Release 2.1
25th March 2019

Introduction
----------------------

This directory contains the Cambridge English Write & Improve (W&I) corpus and an annotated subset of the LOCNESS corpus which were both released as part of the BEA2019 shared task on Grammatical Error Correction. 

Although these corpora were compiled/annotated especially for the shared task, please see and cite the following paper for more information on the W&I corpus:

Helen Yannakoudakis, Øistein E. Andersen, Ardeshir Geranpayeh, Ted Briscoe and Diane Nicholls. 2018. Developing an automated writing placement system for ESL learners. Applied Measurement in Education, 31:3, pages 251-267.

Also see the following link for more information on the LOCNESS corpus: https://uclouvain.be/en/research-institutes/ilc/cecl/locness.html

These corpora are released for non-commercial research and educational purposes only; please refer to the licences for terms of use. By downloading and using these corpora you agree to these licences.

Corpora
----------------------

-- Write & Improve --

Write & Improve (https://writeandimprove.com/) is an online web platform that assists non-native English students with their writing. Specifically, students from around the world submit letters, stories, articles and essays in response to various prompts, and the W&I system provides instant feedback. Since W&I went live in 2014, W&I annotators have manually annotated some of these submissions and assigned them a CEFR level.

-- LOCNESS -- 

The LOCNESS corpus consists of essays written by native English students. It was originally compiled by researchers at the Centre for English Corpus Linguistics at the University of Louvain. Since native English students also sometimes make mistakes, we asked the W&I annotators to annotate a subsection of LOCNESS so researchers can test the effectiveness of their systems on the full range of English levels and abilities.

-- Statistics --

We release 3,600 annotated submissions to W&I across 3 different CEFR levels: A (beginner), B (intermediate), C (advanced). We also release 100 annotated native (N) essays from LOCNESS.
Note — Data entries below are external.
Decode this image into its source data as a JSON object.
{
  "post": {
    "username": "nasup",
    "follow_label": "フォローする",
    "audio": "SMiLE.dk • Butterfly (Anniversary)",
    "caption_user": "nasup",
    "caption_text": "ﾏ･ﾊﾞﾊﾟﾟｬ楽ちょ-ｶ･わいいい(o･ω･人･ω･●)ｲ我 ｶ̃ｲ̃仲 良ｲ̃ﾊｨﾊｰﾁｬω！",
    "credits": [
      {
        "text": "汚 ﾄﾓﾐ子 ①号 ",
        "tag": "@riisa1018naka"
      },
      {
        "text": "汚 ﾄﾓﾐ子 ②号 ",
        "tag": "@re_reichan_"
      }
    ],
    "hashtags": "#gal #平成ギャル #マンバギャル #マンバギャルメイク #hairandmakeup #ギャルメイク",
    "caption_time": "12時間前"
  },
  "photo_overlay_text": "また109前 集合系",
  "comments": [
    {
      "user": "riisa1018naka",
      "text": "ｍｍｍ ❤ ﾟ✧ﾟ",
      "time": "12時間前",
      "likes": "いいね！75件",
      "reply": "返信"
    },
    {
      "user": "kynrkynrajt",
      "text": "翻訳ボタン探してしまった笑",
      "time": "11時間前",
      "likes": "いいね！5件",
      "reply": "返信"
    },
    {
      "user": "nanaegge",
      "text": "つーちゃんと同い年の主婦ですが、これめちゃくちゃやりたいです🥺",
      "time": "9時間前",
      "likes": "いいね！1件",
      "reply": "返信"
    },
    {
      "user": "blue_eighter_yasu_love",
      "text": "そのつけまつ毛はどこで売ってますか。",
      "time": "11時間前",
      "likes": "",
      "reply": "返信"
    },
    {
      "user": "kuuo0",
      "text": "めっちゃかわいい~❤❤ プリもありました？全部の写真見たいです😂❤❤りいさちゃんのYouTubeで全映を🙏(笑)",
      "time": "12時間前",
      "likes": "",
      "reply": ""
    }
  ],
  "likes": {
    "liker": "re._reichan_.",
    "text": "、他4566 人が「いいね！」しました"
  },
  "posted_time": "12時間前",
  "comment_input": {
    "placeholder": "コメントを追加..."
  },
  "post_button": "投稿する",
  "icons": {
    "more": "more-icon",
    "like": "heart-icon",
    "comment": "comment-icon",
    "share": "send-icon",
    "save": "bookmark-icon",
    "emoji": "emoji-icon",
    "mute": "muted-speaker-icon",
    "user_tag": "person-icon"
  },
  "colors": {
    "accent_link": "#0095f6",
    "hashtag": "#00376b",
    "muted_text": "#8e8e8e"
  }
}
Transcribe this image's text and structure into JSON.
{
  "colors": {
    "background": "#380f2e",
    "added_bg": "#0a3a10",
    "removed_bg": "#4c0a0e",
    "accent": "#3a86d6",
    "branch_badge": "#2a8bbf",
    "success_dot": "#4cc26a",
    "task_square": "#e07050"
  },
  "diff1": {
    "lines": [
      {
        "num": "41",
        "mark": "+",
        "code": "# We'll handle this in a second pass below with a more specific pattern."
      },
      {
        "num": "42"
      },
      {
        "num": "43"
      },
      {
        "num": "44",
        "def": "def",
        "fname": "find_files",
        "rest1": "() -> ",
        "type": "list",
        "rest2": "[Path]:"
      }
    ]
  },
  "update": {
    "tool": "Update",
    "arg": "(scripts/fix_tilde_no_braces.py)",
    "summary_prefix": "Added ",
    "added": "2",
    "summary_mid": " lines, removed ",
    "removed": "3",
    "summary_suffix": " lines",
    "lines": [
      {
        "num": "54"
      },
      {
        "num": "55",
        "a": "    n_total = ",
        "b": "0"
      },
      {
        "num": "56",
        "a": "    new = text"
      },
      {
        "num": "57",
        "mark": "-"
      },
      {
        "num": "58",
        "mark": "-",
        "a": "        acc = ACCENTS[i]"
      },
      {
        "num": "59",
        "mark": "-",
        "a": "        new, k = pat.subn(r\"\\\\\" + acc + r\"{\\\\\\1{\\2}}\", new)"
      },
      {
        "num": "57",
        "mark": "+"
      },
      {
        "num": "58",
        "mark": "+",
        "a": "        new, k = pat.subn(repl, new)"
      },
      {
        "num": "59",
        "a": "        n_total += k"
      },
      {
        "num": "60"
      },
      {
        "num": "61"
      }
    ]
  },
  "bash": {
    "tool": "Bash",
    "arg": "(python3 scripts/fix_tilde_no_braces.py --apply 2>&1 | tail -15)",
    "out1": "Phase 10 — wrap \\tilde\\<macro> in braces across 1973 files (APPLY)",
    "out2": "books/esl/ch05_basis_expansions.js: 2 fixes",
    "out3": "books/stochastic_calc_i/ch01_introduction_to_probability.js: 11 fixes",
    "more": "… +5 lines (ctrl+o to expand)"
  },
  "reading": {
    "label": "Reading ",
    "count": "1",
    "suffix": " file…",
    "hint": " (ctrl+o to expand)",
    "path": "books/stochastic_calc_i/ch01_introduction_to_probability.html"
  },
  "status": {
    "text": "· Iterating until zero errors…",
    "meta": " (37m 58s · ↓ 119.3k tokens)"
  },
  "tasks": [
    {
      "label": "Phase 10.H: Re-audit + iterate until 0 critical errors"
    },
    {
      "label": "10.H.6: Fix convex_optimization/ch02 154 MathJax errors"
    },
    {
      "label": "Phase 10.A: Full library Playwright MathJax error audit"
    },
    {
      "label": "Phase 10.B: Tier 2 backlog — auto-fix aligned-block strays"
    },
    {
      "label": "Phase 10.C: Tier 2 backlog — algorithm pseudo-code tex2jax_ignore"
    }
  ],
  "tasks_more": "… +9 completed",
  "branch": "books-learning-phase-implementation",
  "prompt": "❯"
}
We attempted to balance the corpora such that there is a roughly even distribution of sentences at different levels across each of the training, development and test sets. Due to time constraints, we are unable to release a native training set from LOCNESS. An overview of the data is shown in the following table:

------|-----------|---------|---------|---------|---------|---------|
Split | Stats     |    A    |    B    |    C    |    N    |  Total  |
------|-----------|---------|---------|---------|---------|---------|
Train | Texts     |   1,300 |   1,000 |     700 |       0 |   3,000 |
      | Sentences |  10,493 |  13,032 |  10,783 |       0 |  34,308 |
      | Tokens    | 183,684 | 238,112 | 206,924 |       0 | 628,720 |
------|-----------|---------|---------|---------|---------|---------|
Dev   | Texts     |     130 |     100 |      70 |      50 |     350 |
      | Sentences |   1,037 |   1,290 |   1,069 |     988 |   4,384 |
      | Tokens    |  18,691 |  23,725 |  21,440 |  23,117 |  86,973 |
------|-----------|---------|---------|---------|---------|---------|
Test  | Texts     |     130 |     100 |      70 |      50 |     350 |
      | Sentences |   1,107 |   1,330 |   1,010 |   1,030 |   4,477 |
      | Tokens    |  18,905 |  23,667 |  19,953 |  23,143 |  85,668 |
------|-----------|---------|---------|---------|---------|---------|
Total | Texts     |   1,560 |   1,200 |     840 |     100 |   3,700 |
      | Sentences |  12,637 |  15,652 |  12,862 |   2,018 |  43,169 |
      | Tokens    | 221,280 | 285,504 | 248,317 |  46,260 | 801,361 |
------|-----------|---------|---------|---------|---------|---------|

Anonymisation
----------------------

Since people sometimes submit personal or identifying information to Write & Improve, especially when writing letters or introducing themselves, we manually anonymised parts of the corpus. Specifically, we changed the following:
    1. Names
    2. Dates of birth
    3. Postal Addresses
    4. Email Addresses / Usernames
    5. Phone Numbers

Whenever we changed names, we tried to substitute the original with names from the same nationality; e.g. Spanish names were replaced with other Spanish names. The names of famous people and public figures were not changed. 
Dates of birth were randomised, and the top lines of addresses were changed to fictional streets and house numbers.
Postcodes were also randomised, although the order of letters and numbers was preserved; e.g. AZ1 2GG -> QQ3 7AY. 
The local-part of email addresses was also changed to a series of random letters and numbers, but the domain was preserved unless it was private.
The area/country/etc. code of phone numbers was preserved and all remaining digits changed to 12345678.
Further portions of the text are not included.